The summer was a great learning experience for me. I started slowly as things were messy at the start. As at the start everything wasn’t crystal clear to me, I wasn’t sure on how exactly to write scripts that manipulate database and did write the scripts in the most trivial way possible. Here I was doing a query for every single MBID to first check if it’s present in the recording_cluster tables and if not then cluster the recording. Which is conceptually correct but not efficient by any means. And this could be done by executing a single query on the recording_json table to fetch only those recording MBIDs that are not present in recording_redirect table as those are unclustered. That way we don’t have to process the recording MBIDs that have been already processed making the process of clustering efficient.

With time I got an understanding of how clusters are created and how to handle anomalies. Such as James Morrison. In the end, the definition of anomaly can be put as an MSID represents an anomaly if it points to different MBIDs in entity_redirect table (entity can be artist_credit, recording, and release).

Work to be done ahead

The project is still in its initial stages and requires a lot of work to be done before moving it into production. We still need to write integration tests for ClusterWriter and API endpoints. After that, we can work on the Additional Ideas that I proposed in my proposal. We need to figure out some way to associate MBIDs to MSIDs for the artists, recordings, and releases where no MBIDs are present. This does not seem like a trivial task with so many anomalies to take care of.

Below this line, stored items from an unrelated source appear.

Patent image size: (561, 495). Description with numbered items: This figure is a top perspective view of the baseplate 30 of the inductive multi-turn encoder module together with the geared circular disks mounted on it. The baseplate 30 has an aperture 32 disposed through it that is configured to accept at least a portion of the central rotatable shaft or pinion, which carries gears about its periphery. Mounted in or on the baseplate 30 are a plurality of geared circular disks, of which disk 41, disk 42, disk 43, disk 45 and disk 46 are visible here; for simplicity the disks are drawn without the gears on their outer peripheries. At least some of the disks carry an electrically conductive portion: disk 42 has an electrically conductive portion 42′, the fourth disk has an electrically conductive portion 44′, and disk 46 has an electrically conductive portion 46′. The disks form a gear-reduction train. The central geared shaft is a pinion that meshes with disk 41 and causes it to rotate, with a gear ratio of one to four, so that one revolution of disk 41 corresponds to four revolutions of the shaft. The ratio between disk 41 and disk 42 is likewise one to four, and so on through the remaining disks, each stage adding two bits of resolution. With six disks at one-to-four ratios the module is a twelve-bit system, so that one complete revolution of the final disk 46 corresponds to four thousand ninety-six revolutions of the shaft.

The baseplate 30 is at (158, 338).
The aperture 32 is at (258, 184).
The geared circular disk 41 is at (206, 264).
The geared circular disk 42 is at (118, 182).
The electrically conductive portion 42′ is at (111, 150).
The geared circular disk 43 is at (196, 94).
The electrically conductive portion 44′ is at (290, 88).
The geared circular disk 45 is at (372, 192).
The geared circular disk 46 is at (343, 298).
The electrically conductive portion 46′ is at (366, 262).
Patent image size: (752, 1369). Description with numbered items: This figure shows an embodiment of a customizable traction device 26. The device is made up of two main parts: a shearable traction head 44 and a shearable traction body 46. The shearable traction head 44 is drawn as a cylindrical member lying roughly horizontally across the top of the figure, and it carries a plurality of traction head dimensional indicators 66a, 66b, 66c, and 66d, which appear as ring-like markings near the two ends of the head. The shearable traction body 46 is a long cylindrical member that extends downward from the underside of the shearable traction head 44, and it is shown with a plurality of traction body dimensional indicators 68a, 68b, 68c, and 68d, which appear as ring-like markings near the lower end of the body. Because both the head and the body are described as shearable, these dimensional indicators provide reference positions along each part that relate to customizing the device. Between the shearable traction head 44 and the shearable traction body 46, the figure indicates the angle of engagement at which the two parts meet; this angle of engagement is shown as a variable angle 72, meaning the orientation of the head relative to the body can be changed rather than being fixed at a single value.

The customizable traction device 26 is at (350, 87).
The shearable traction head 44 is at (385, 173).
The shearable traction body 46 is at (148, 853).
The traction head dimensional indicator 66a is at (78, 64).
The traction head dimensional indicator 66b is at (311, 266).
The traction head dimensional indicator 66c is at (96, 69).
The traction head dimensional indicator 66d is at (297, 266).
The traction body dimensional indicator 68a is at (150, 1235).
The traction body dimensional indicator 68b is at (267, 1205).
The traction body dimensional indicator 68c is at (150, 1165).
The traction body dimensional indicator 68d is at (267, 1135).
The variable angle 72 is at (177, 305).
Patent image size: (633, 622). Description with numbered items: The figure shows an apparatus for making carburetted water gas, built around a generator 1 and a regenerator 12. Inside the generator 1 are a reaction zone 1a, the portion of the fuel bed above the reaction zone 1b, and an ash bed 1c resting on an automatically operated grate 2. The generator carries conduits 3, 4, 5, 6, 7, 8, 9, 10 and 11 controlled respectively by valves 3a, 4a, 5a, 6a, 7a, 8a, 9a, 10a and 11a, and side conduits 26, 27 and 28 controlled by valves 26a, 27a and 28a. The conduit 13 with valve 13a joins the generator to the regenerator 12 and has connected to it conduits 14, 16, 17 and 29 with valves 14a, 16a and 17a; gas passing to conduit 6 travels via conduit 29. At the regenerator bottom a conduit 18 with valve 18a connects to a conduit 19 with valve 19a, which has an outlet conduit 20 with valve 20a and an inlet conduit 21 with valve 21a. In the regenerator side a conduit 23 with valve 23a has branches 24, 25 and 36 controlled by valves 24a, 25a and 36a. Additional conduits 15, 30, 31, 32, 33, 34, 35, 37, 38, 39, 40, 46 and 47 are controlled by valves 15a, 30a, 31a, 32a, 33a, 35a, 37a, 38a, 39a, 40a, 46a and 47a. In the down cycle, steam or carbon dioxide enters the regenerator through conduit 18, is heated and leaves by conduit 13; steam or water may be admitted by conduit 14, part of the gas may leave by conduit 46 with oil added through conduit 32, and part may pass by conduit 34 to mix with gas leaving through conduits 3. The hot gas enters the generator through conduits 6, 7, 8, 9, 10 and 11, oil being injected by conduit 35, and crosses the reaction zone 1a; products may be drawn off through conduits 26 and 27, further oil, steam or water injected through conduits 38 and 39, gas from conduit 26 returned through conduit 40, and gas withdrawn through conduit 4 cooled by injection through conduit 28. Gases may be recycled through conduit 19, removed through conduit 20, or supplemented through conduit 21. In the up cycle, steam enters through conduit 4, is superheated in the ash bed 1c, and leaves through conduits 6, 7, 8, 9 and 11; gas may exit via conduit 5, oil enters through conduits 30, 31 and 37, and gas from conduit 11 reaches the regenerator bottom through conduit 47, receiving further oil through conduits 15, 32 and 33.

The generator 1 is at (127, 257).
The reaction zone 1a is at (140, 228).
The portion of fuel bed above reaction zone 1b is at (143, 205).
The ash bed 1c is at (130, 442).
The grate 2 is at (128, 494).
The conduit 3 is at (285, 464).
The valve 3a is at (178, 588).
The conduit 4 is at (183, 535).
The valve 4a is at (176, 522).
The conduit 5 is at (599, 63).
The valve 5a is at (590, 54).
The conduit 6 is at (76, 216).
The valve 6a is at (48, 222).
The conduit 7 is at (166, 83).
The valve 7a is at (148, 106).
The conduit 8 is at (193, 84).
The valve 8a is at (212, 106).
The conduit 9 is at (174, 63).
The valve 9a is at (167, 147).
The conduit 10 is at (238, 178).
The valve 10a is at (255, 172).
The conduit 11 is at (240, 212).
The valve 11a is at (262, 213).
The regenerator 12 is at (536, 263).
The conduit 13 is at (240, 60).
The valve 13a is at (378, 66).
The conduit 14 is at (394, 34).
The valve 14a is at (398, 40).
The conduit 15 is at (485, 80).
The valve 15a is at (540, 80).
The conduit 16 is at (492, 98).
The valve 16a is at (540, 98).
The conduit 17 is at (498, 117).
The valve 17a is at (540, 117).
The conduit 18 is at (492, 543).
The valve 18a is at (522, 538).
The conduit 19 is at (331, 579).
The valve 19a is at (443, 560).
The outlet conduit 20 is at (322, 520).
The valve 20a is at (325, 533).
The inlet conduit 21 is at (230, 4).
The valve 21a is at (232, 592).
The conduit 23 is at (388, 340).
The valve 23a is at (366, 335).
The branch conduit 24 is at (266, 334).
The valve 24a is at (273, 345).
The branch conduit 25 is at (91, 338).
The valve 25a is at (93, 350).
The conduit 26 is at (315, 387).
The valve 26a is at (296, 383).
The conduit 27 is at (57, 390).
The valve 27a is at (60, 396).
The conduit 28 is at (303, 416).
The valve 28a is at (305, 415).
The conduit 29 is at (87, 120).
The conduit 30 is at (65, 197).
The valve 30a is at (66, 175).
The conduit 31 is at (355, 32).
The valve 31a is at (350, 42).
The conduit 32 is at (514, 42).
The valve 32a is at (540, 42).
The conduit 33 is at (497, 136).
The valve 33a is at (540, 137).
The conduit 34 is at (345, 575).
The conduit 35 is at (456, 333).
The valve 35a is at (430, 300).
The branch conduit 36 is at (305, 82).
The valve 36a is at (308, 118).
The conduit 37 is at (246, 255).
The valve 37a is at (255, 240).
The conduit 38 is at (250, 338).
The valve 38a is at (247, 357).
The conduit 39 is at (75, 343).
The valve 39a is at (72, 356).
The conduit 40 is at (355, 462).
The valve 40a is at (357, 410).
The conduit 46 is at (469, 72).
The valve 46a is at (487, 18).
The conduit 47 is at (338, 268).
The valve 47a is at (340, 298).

Last three months have been a great experience for me. I would like to thank Robert Kaye, Param Singh, and Alastair Porter who helped me to solve a lot of problems that I encountered during the entire period. Working on their suggestions and reviews I was able to write good quality code which was efficient as well. The work culture at MetaBrainz inspired me a lot. At MetaBrainz we have weekly IRC meetings where we get to know what others are doing at the organization and also get a place to tell what we did in our past week. I would like to thank MetaBrainz and Google for giving me this chance to get involved in open source on such a cool project. The association of MSIDs to MBIDs can be used by ListenBrainz as stats are calculated on MSIDs which can then be mapped onto MBIDs which represents clean metadata. I would like to work on the project further because of the learning opportunities that are present in the project.